Pinterest: The Depths We Will Go To Not Read
By Thoughtis
I was at a hip, showbiz party in Los Angeles before the holidays, and heard the sentence people hope for when they go to a hip, showbiz party in Los Angeles: “Somethingsomethingsomething is going to change your life.” OK, so I only heard part of the sentence. I wasn’t standing near the showbiz people, because for some reason they don’t spend parties hovering next to the chips, so I had to move closer. But this was why I came, to hear about the next big thing. The influential fad that influential people were into, so that one day I could talk about it and seem to have influence too. I sauntered up to the showbizzers, casually wiping tortilla chip dust off on my pants, and asked in a calm but decidedly fresh manner, “So what’s going to change my life?” They looked at me and said in unison: “Pinterest. Pinterest will change the world as we know it.” Those people, of course, were assholes.
Pinterest, for those of you who never left the chip bowl, is Facebook without the faces. It traffics in pictures, not of one’s self, but of what you find interesting in that moment: perhaps a clever way to arrange bathroom shelves, or an irresistible preparation of asparagus, or, as of this morning, 75,000 pictures of Ryan Gosling. It really is nothing more than that: lots and lots of images, and people are going nuts over it. A few weeks ago, Pinterest became the fastest stand-alone site to reach 10 million visitors in a month. Which confirms one thing and thing only: America will do anything to avoid having to read.
Pinterest is not Pinteresting. It’s not Pinjoyable or Pintillating, and honestly, I have no idea how it’s even Pinpassable as Pintertainment. It’s literally the least amount of information that can be put in front of you and still make you feel like you’re looking at something. You admire a photo, re-post it if you like, and if you’re feeling particularly frisky, clink on it to see if it links to a recipe or design idea. That’s it. Basically, imagine going to a museum that’s been curated by someone’s hip aunt using magazines and Hallmark cards as her only resource, and you’ve been to Pinterest. You don’t have to read anything, write anything, buy anything, or even understand anything.
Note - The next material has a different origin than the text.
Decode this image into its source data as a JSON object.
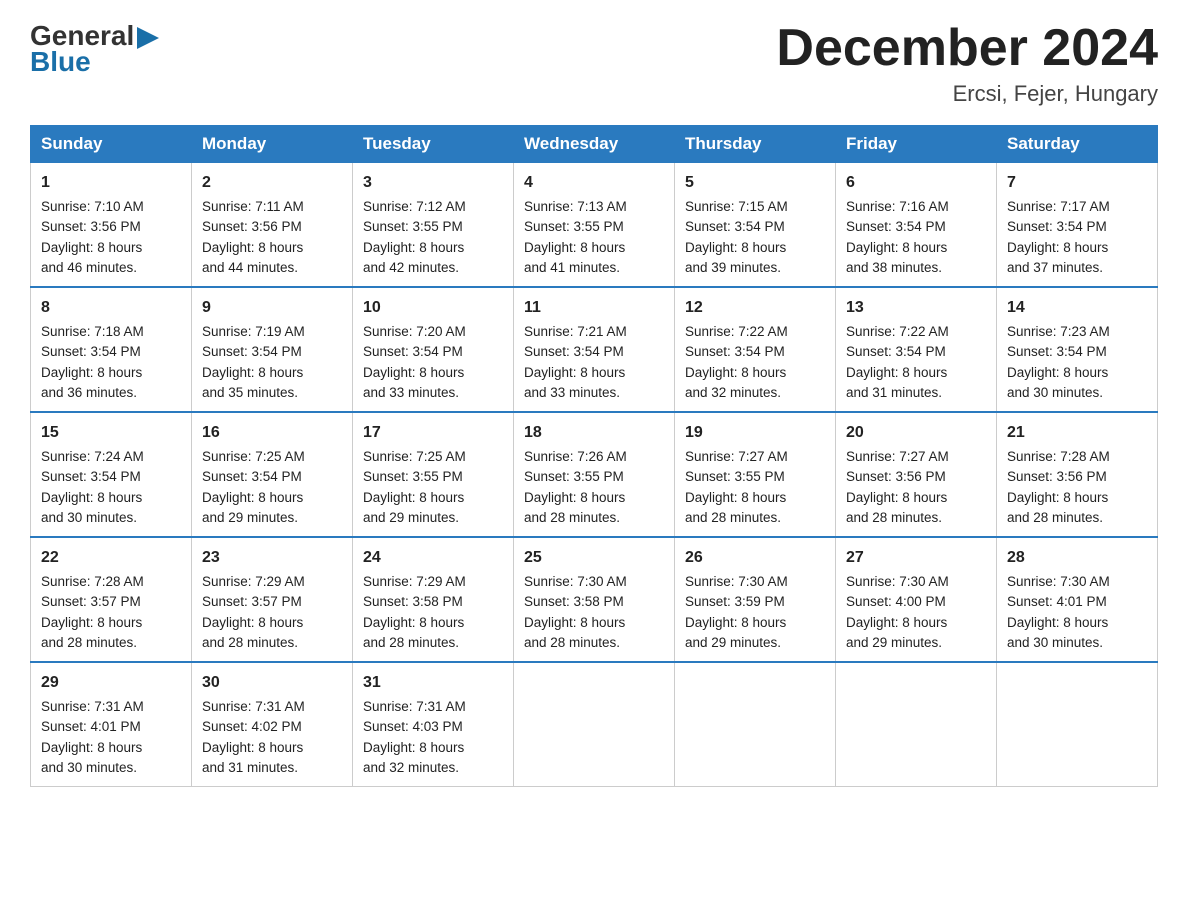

There’s nothing to understand. You just log on and let the pictures wash over as they fly through the air. It’s brilliant in both its simplicity and wildly low estimation of our intellectual demands. Well, judge for yourself. Here’s some recent popular posts, Pinterested?
That’s it. That’s the site. A picture of an empty living room, a baby dressed up like a mermaid, a cheesy aphorism you might find on a teenage girl’s wall, and a bowl of soup somebody made. It’s the first Nora Ephron movie that you have to log into, and yep, you guessed it, there’s a wait list to join.
Of course there’s a line to be a member of Pinterest, and it’s not short. In December, I waited days for access, and recently I’ve been told it takes weeks. All for the joy of being able to experience the Internet without having to process words. I guess it’s not surprising, that what we really want from the web is not more, but less. A chance to zone out at the end of a day, to indulge in something that asks absolutely nothing from you as a participant. In a lot of ways, Pinterest is the equivalent of the 8 p.m. sitcom, except instead of Two and a Half Men, we get two and a half rooms of hardwood flooring. It’s just a different delivery system. What do I do when I want to do nothing at all? Look at babies, of course, dressed up like little baby mermaids.
At least then, there is one good side to this story: the LA showbizzers have no idea what they were talking about. Pinterest isn’t going to change the world at all, it’ll just give us the same old crap in a new medium. So… yippee?